On March 19, 2020, Governor Tom Wolf issued an executive order requiring the closure of all non-life sustaining businesses, as later amended, pursuant to which, all hospitals, ambulatory surgery facilities, physicians’ offices, and outpatient centers were listed as life-sustaining businesses, subject to limitations on elective procedures. On March 21, 2020, the Pennsylvania Department of Health issued Guidance on Hospitals’ and Ambulatory Surgical Facilities’ Responses to COVID-19 stating that all hospitals and ambulatory surgical facilities postpone or cancel elective admissions, surgeries and procedures, except for surgical services that would be emergent or urgent to save a life, preserve organ function, or avoid further harms from an underlying condition or disease.

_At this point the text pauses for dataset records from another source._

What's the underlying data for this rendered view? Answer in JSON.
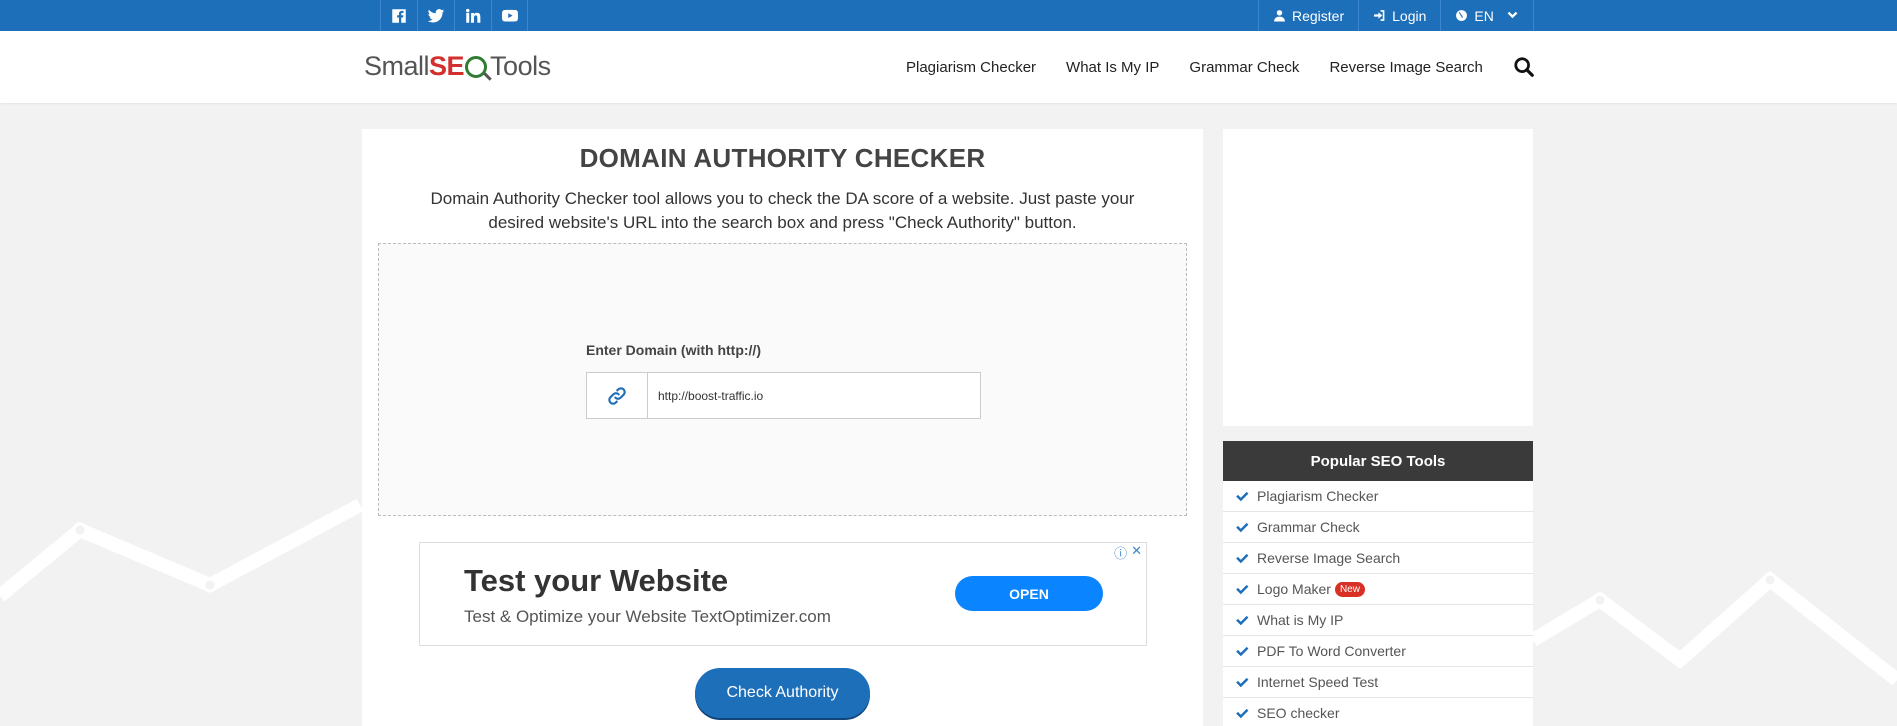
{
  "topbar": {
    "social": [
      {
        "name": "facebook-icon"
      },
      {
        "name": "twitter-icon"
      },
      {
        "name": "linkedin-icon"
      },
      {
        "name": "youtube-icon"
      }
    ],
    "register_label": "Register",
    "login_label": "Login",
    "language_label": "EN"
  },
  "header": {
    "logo": {
      "small": "Small",
      "s": "S",
      "e": "E",
      "tools": "Tools"
    },
    "nav": [
      "Plagiarism Checker",
      "What Is My IP",
      "Grammar Check",
      "Reverse Image Search"
    ]
  },
  "main": {
    "title": "DOMAIN AUTHORITY CHECKER",
    "description": "Domain Authority Checker tool allows you to check the DA score of a website. Just paste your desired website's URL into the search box and press \"Check Authority\" button.",
    "field_label": "Enter Domain (with http://)",
    "field_value": "http://boost-traffic.io",
    "ad": {
      "title": "Test your Website",
      "subtitle": "Test & Optimize your Website TextOptimizer.com",
      "open_label": "OPEN"
    },
    "check_button": "Check Authority"
  },
  "sidebar": {
    "popular_title": "Popular SEO Tools",
    "items": [
      {
        "label": "Plagiarism Checker"
      },
      {
        "label": "Grammar Check"
      },
      {
        "label": "Reverse Image Search"
      },
      {
        "label": "Logo Maker",
        "badge": "New"
      },
      {
        "label": "What is My IP"
      },
      {
        "label": "PDF To Word Converter"
      },
      {
        "label": "Internet Speed Test"
      },
      {
        "label": "SEO checker"
      }
    ]
  },
  "colors": {
    "brand_blue": "#1e6fb9",
    "ad_open": "#0a84ff",
    "popular_head": "#3a3a3a",
    "badge_red": "#d93025"
  }
}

On April 27, 2020, the Pennsylvania Department of Health updated its Guidance on Hospitals’ and Ambulatory Surgical Facilities’ Responses to COVID-19 to permit the performance of elective procedures and surgeries, but only if a facility makes an affirmative decision that it is able to do so without jeopardizing the safety of patients and staff or the facility’s ability to respond to the COVID-19 emergency. Such determinations are to be made in accordance with guidance from the American College of Surgeons, American Society of Anesthesiologists, Association of Perioperative Registered Nurses, and American Hospital Association. On May 9, the Pennsylvania Department of Health issued guidance on COVID-19 for health care providers stating that providers may decide to resume non-urgent and elective care, but only where appropriate PPE is available, patients are screened for COVID-19 symptoms and telemedicine is not clinically sufficient.
Hospitals and other health care facilities should continue to monitor developments in their states as they resume non-emergent care.